Ces trois lettres et les faits qu'elles sous-entendent doivent être consécutifs au meurtre du chevalier Renaud, commis à l'instigation d'un chanoine de Beauvais, que rapporte Guibert de Nogent. Rappelons brièvement, comme l'a fait L.-H. Labande (loc. cit.), le déroulement des événements qui suivirent : « Le roi voulut par ses agents prendre connaissance de ce crime, mais le chapitre lui opposa le privilège qu'il avait reçu de lui dix années auparavant. Ces remontrances n'arrêtèrent pas Louis VI, qui continua l'instruction du procès ; le chapitre riposta en jetant l'interdit sur la ville. Cependant les bourgeois, furieux de ces complications, se mirent du parti du roi ; ils chassèrent de Beauvais plusieurs chanoines, pillèrent leurs maisons et dévastèrent leurs biens ». Et cela entraîna l'intervention d'Yves de Chartres.


Ludovico, Dei gratia serenissimo et dulcissimo regi Francorum, domino suo, Ivo, humilis ecclesiae Carnotensis minister, in Eo regnare cujus regnum est sine fine. Quoniam regiam sublimitatem libram convenit tenere pietatis et justitiae, sic oportet condiri justitiam ex pietate, ut nec indiscreta pietas in subditis nutriat insolentiam, nec nimius justitiae rigor opprimat innocentiam. Sic enim constat antiquorum regum floruisse et viguisse potentiam, ut aliquando peccata humilium subditorum dissimularent, aliquando tanquam filiorum ferula corrigerent ; contumaces vero erectos districta animadversione punirent, quatenus poena redderet subjectos, quos impunitas et patientia faciebat erectos.
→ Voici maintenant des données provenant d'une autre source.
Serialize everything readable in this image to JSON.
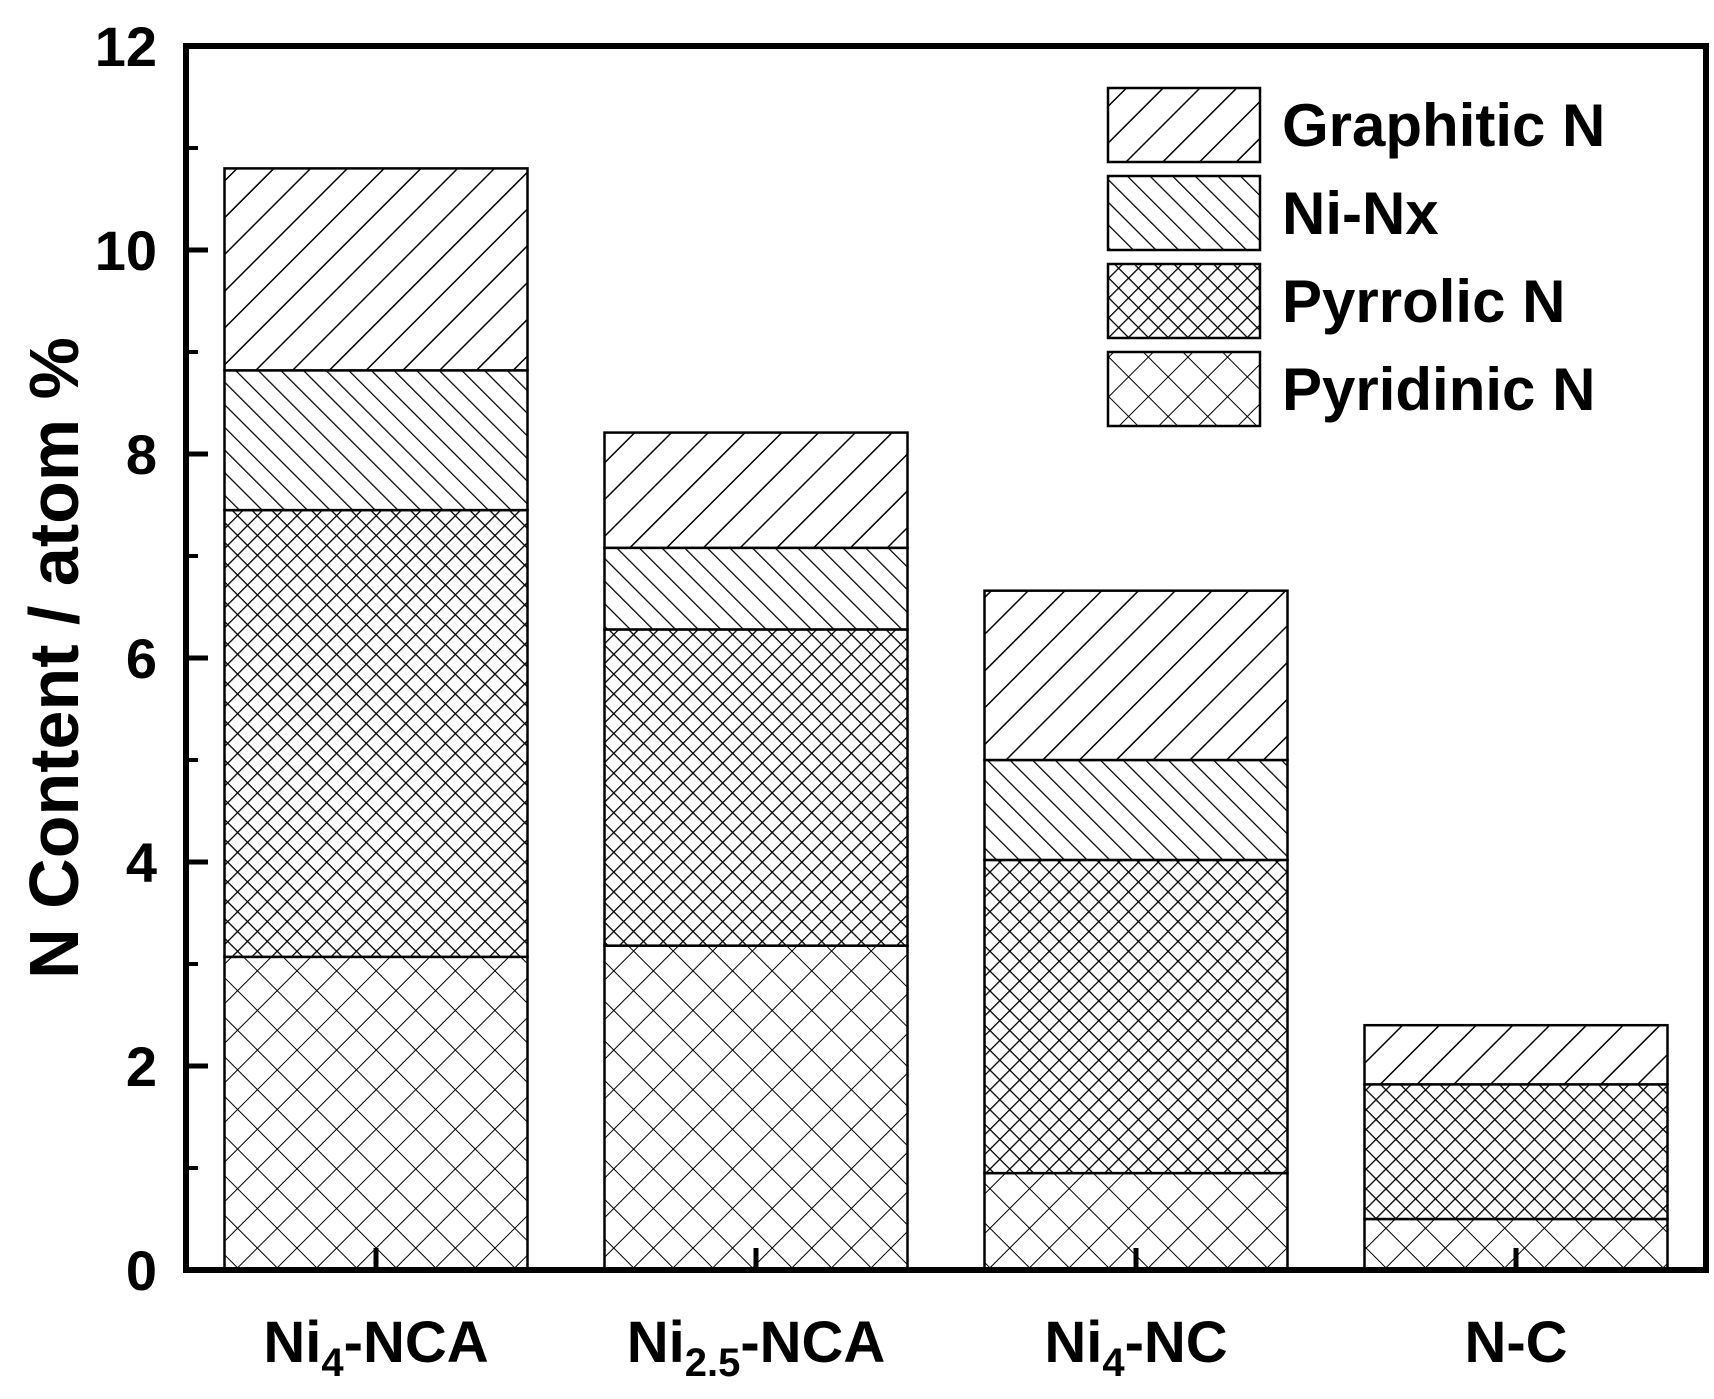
{
  "chart_data": {
    "type": "bar",
    "stacked": true,
    "title": "",
    "xlabel": "",
    "ylabel": "N Content / atom %",
    "ylim": [
      0,
      12
    ],
    "yticks": [
      "0",
      "2",
      "4",
      "6",
      "8",
      "10",
      "12"
    ],
    "categories": [
      {
        "base": "Ni",
        "sub": "4",
        "rest": "-NCA"
      },
      {
        "base": "Ni",
        "sub": "2.5",
        "rest": "-NCA"
      },
      {
        "base": "Ni",
        "sub": "4",
        "rest": "-NC"
      },
      {
        "base": "N-C",
        "sub": "",
        "rest": ""
      }
    ],
    "series": [
      {
        "name": "Pyridinic N",
        "pattern": "crosshatch-wide",
        "values": [
          3.07,
          3.18,
          0.95,
          0.5
        ]
      },
      {
        "name": "Pyrrolic N",
        "pattern": "crosshatch-dense",
        "values": [
          4.38,
          3.1,
          3.07,
          1.32
        ]
      },
      {
        "name": "Ni-Nx",
        "pattern": "diagonal-forward",
        "values": [
          1.37,
          0.8,
          0.98,
          0
        ]
      },
      {
        "name": "Graphitic N",
        "pattern": "diagonal-backward",
        "values": [
          1.98,
          1.13,
          1.66,
          0.58
        ]
      }
    ],
    "legend": {
      "position": "top-right",
      "order": [
        "Graphitic N",
        "Ni-Nx",
        "Pyrrolic N",
        "Pyridinic N"
      ]
    },
    "grid": false,
    "colors": {
      "line": "#000000",
      "background": "#ffffff"
    }
  }
}
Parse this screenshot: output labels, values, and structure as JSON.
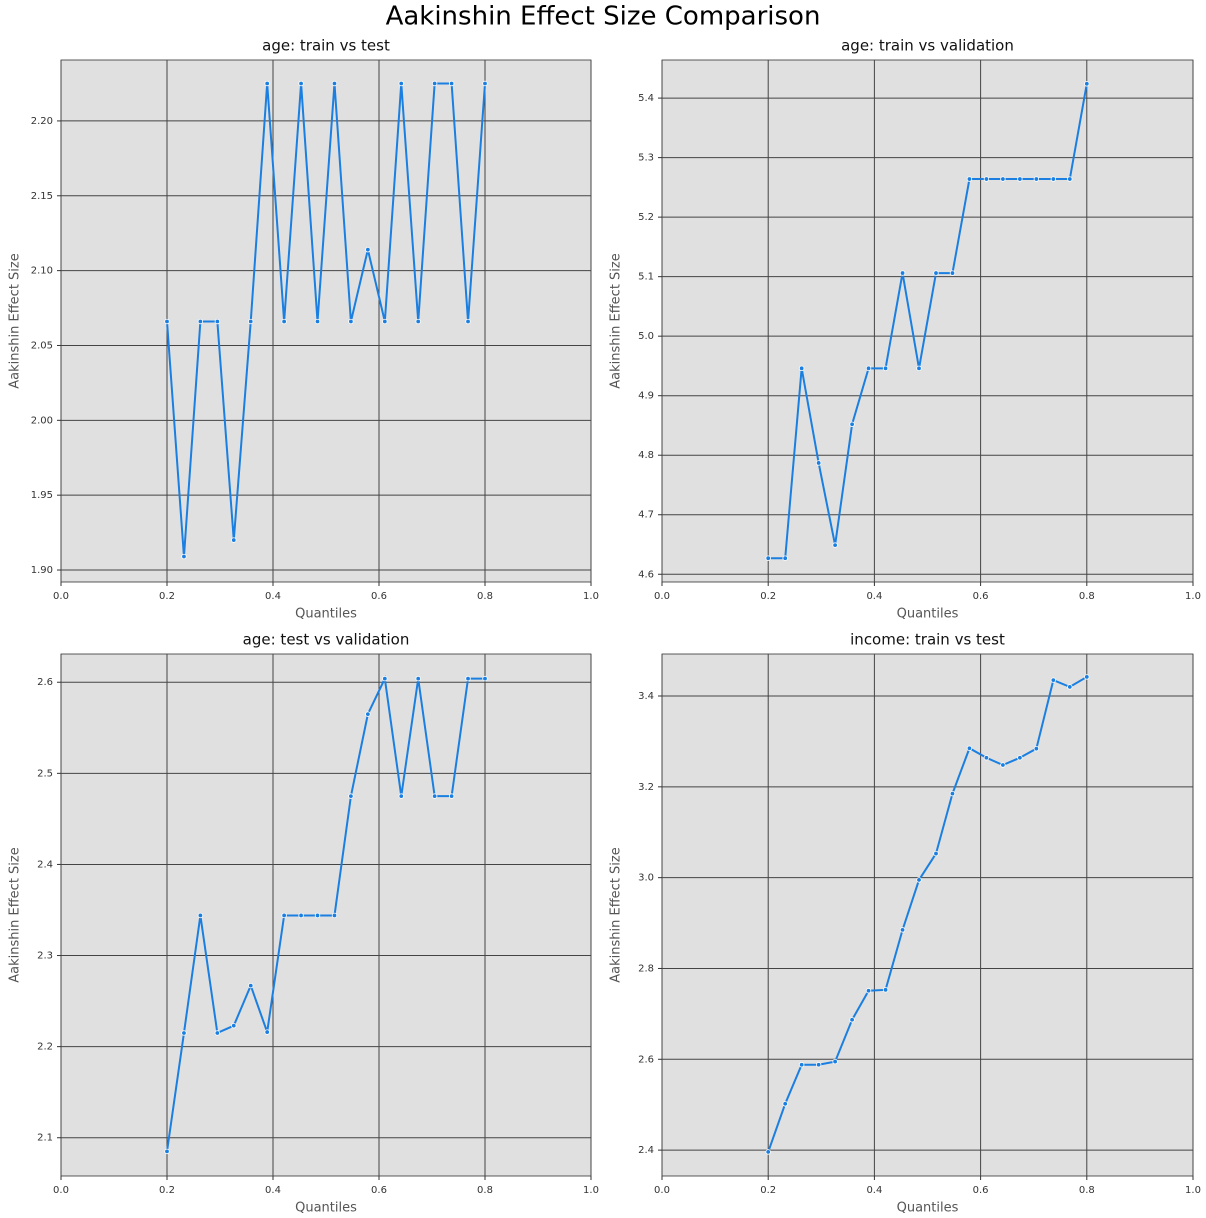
{
  "title": "Aakinshin Effect Size Comparison",
  "chart_data": [
    {
      "type": "line",
      "title": "age: train vs test",
      "xlabel": "Quantiles",
      "ylabel": "Aakinshin Effect Size",
      "x": [
        0.2,
        0.232,
        0.263,
        0.295,
        0.326,
        0.358,
        0.389,
        0.421,
        0.453,
        0.484,
        0.516,
        0.547,
        0.579,
        0.611,
        0.642,
        0.674,
        0.705,
        0.737,
        0.768,
        0.8
      ],
      "values": [
        2.066,
        1.909,
        2.066,
        2.066,
        1.92,
        2.066,
        2.225,
        2.066,
        2.225,
        2.066,
        2.225,
        2.066,
        2.114,
        2.066,
        2.225,
        2.066,
        2.225,
        2.225,
        2.066,
        2.225
      ],
      "color": "#1a7fe0",
      "grid": true,
      "xlim": [
        0,
        1
      ],
      "xticks": [
        {
          "value": 0,
          "label": "0.0"
        },
        0.2,
        0.4,
        0.6,
        0.8,
        {
          "value": 1,
          "label": "1.0"
        }
      ],
      "ylim": [
        1.892,
        2.2407
      ],
      "yticks": [
        {
          "value": 1.9,
          "label": "1.90"
        },
        1.95,
        {
          "value": 2,
          "label": "2.00"
        },
        2.05,
        {
          "value": 2.1,
          "label": "2.10"
        },
        2.15,
        {
          "value": 2.2,
          "label": "2.20"
        }
      ]
    },
    {
      "type": "line",
      "title": "age: train vs validation",
      "xlabel": "Quantiles",
      "ylabel": "Aakinshin Effect Size",
      "x": [
        0.2,
        0.232,
        0.263,
        0.295,
        0.326,
        0.358,
        0.389,
        0.421,
        0.453,
        0.484,
        0.516,
        0.547,
        0.579,
        0.611,
        0.642,
        0.674,
        0.705,
        0.737,
        0.768,
        0.8
      ],
      "values": [
        4.627,
        4.627,
        4.946,
        4.787,
        4.649,
        4.852,
        4.946,
        4.946,
        5.106,
        4.946,
        5.106,
        5.106,
        5.264,
        5.264,
        5.264,
        5.264,
        5.264,
        5.264,
        5.264,
        5.424
      ],
      "color": "#1a7fe0",
      "grid": true,
      "xlim": [
        0,
        1
      ],
      "xticks": [
        {
          "value": 0,
          "label": "0.0"
        },
        0.2,
        0.4,
        0.6,
        0.8,
        {
          "value": 1,
          "label": "1.0"
        }
      ],
      "ylim": [
        4.587,
        5.464
      ],
      "yticks": [
        4.6,
        4.7,
        4.8,
        4.9,
        {
          "value": 5,
          "label": "5.0"
        },
        5.1,
        5.2,
        5.3,
        5.4
      ]
    },
    {
      "type": "line",
      "title": "age: test vs validation",
      "xlabel": "Quantiles",
      "ylabel": "Aakinshin Effect Size",
      "x": [
        0.2,
        0.232,
        0.263,
        0.295,
        0.326,
        0.358,
        0.389,
        0.421,
        0.453,
        0.484,
        0.516,
        0.547,
        0.579,
        0.611,
        0.642,
        0.674,
        0.705,
        0.737,
        0.768,
        0.8
      ],
      "values": [
        2.085,
        2.215,
        2.344,
        2.215,
        2.223,
        2.267,
        2.216,
        2.344,
        2.344,
        2.344,
        2.344,
        2.475,
        2.565,
        2.604,
        2.475,
        2.604,
        2.475,
        2.475,
        2.604,
        2.604
      ],
      "color": "#1a7fe0",
      "grid": true,
      "xlim": [
        0,
        1
      ],
      "xticks": [
        {
          "value": 0,
          "label": "0.0"
        },
        0.2,
        0.4,
        0.6,
        0.8,
        {
          "value": 1,
          "label": "1.0"
        }
      ],
      "ylim": [
        2.058,
        2.631
      ],
      "yticks": [
        2.1,
        2.2,
        2.3,
        2.4,
        2.5,
        2.6
      ]
    },
    {
      "type": "line",
      "title": "income: train vs test",
      "xlabel": "Quantiles",
      "ylabel": "Aakinshin Effect Size",
      "x": [
        0.2,
        0.232,
        0.263,
        0.295,
        0.326,
        0.358,
        0.389,
        0.421,
        0.453,
        0.484,
        0.516,
        0.547,
        0.579,
        0.611,
        0.642,
        0.674,
        0.705,
        0.737,
        0.768,
        0.8
      ],
      "values": [
        2.396,
        2.502,
        2.588,
        2.588,
        2.595,
        2.687,
        2.751,
        2.753,
        2.885,
        2.995,
        3.053,
        3.185,
        3.285,
        3.264,
        3.248,
        3.264,
        3.284,
        3.435,
        3.42,
        3.442
      ],
      "color": "#1a7fe0",
      "grid": true,
      "xlim": [
        0,
        1
      ],
      "xticks": [
        {
          "value": 0,
          "label": "0.0"
        },
        0.2,
        0.4,
        0.6,
        0.8,
        {
          "value": 1,
          "label": "1.0"
        }
      ],
      "ylim": [
        2.343,
        3.4925
      ],
      "yticks": [
        2.4,
        2.6,
        2.8,
        {
          "value": 3,
          "label": "3.0"
        },
        3.2,
        3.4
      ]
    }
  ]
}
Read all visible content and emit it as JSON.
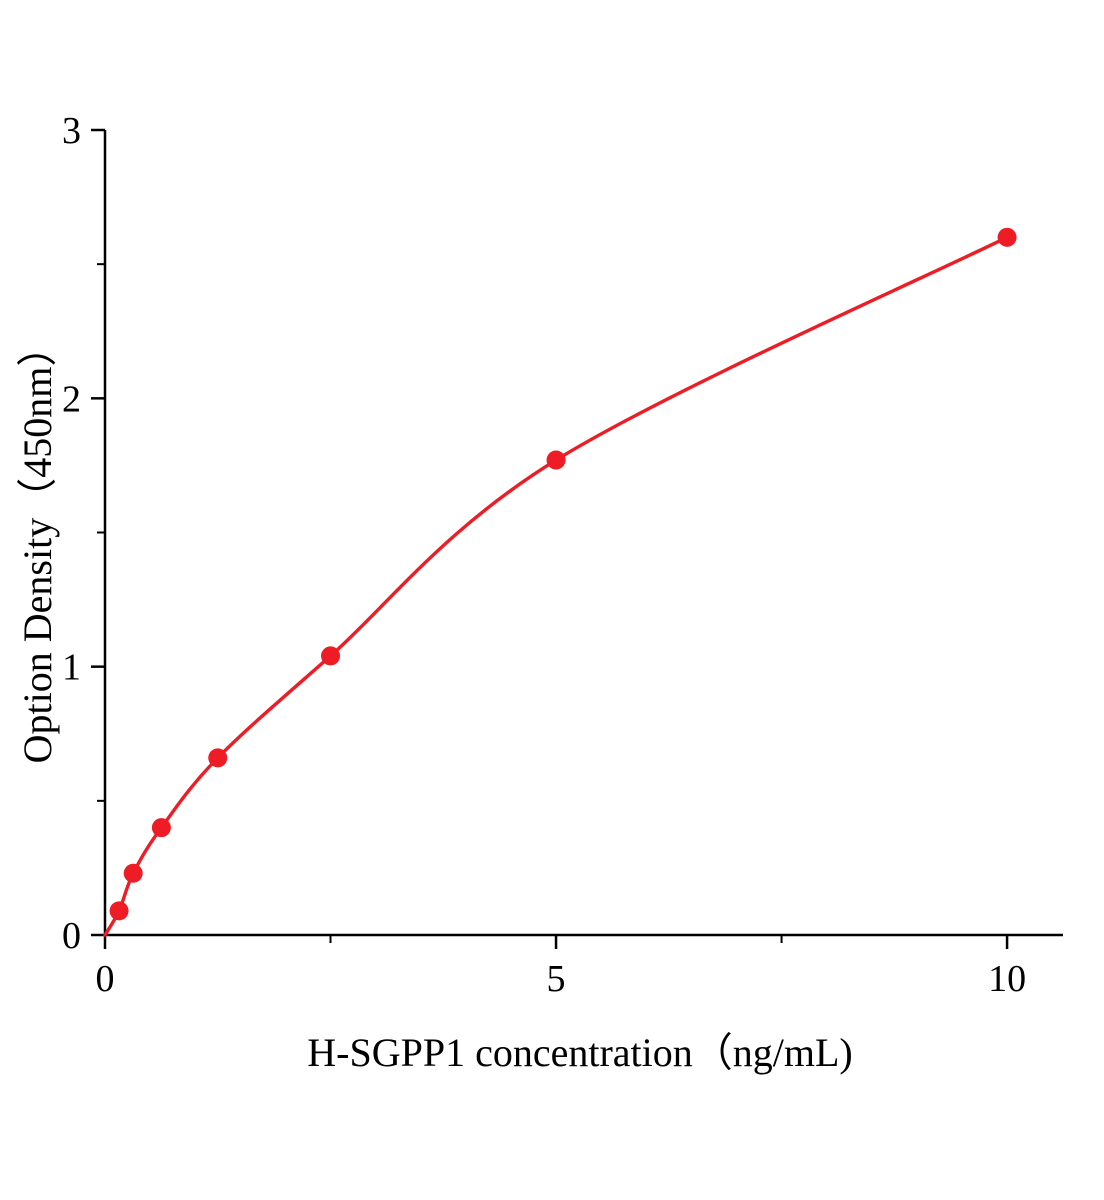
{
  "chart_data": {
    "type": "scatter",
    "title": "",
    "xlabel": "H-SGPP1 concentration（ng/mL)",
    "ylabel": "Option Density（450nm）",
    "x": [
      0.156,
      0.3125,
      0.625,
      1.25,
      2.5,
      5,
      10
    ],
    "y": [
      0.09,
      0.23,
      0.4,
      0.66,
      1.04,
      1.77,
      2.6
    ],
    "curve_start": [
      0,
      0
    ],
    "xlim": [
      0,
      10.62
    ],
    "ylim": [
      0,
      3
    ],
    "x_major_ticks": [
      0,
      5,
      10
    ],
    "x_minor_ticks": [
      2.5,
      7.5
    ],
    "y_major_ticks": [
      0,
      1,
      2,
      3
    ],
    "y_minor_ticks": [
      0.5,
      1.5,
      2.5
    ],
    "line_color": "#ee1c25",
    "marker_color": "#ee1c25",
    "axis_color": "#000000",
    "legend": null,
    "grid": false
  }
}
Quibus praelibatis supplico excellentiae vestrae flexis genibus cordis, ut in hoc appareat me obtinere gratiam in oculis regiae majestatis, quatenus pro Dei amore et nostro ita et clerum et populum Belvacensem pro temeritate interfecti hominis tractare studeatis, ut et innocentia non gravetur et temeritas incauta per subreptionem diabolicam concitata non superbientium ultione feriatur, sed poenitentium virga corrigatur. Non enim decet, sicut dictum est, regiam moderationem aequo modo tractare subjectos et erectos, ne sub specie correptionis subrepat furor crudelitatis, et immoderatus terror dispergat in omnem ventum populum hactenus dilectum, a quo potest regia majestas prae caeteris urbibus Galliarum honestum habere servitium. Quod si in hoc non acquiescit consilio meo et precibus meis vestra sublimitas, hoc saltem a majestate vestra impetrare satagit humilitas mea, ut consilium vestrum communicetis ecclesiasticis et honestis personis, quae absque malevolentia et amore ultionis velint et valeant sanum dare vobis consilium, non ad dispergendum et conterendum populum, quod crudelitati ascribatur et post tempus factum vestrum poenitentia comitetur. Si qua vero adversus decanum vel clerum vobis est controversia, moneo et consulo, ut unamquamque personam juxta ordinem suum examinari faciatis et sub judicibus ecclesiasticis causam cujusque terminetis. Ita enim regia majestas in nullo minuetur et cuique personae suum jus conservabitur. De divino autem servitio, a quo mater Belvacensis ecclesia suspensa est, consilium sanum mihi minime videtur, quia iste rigor alibi minime servandus est, nisi ubi culpa sacrilegii vel violatae pacis aliter vindicari potest. Valete.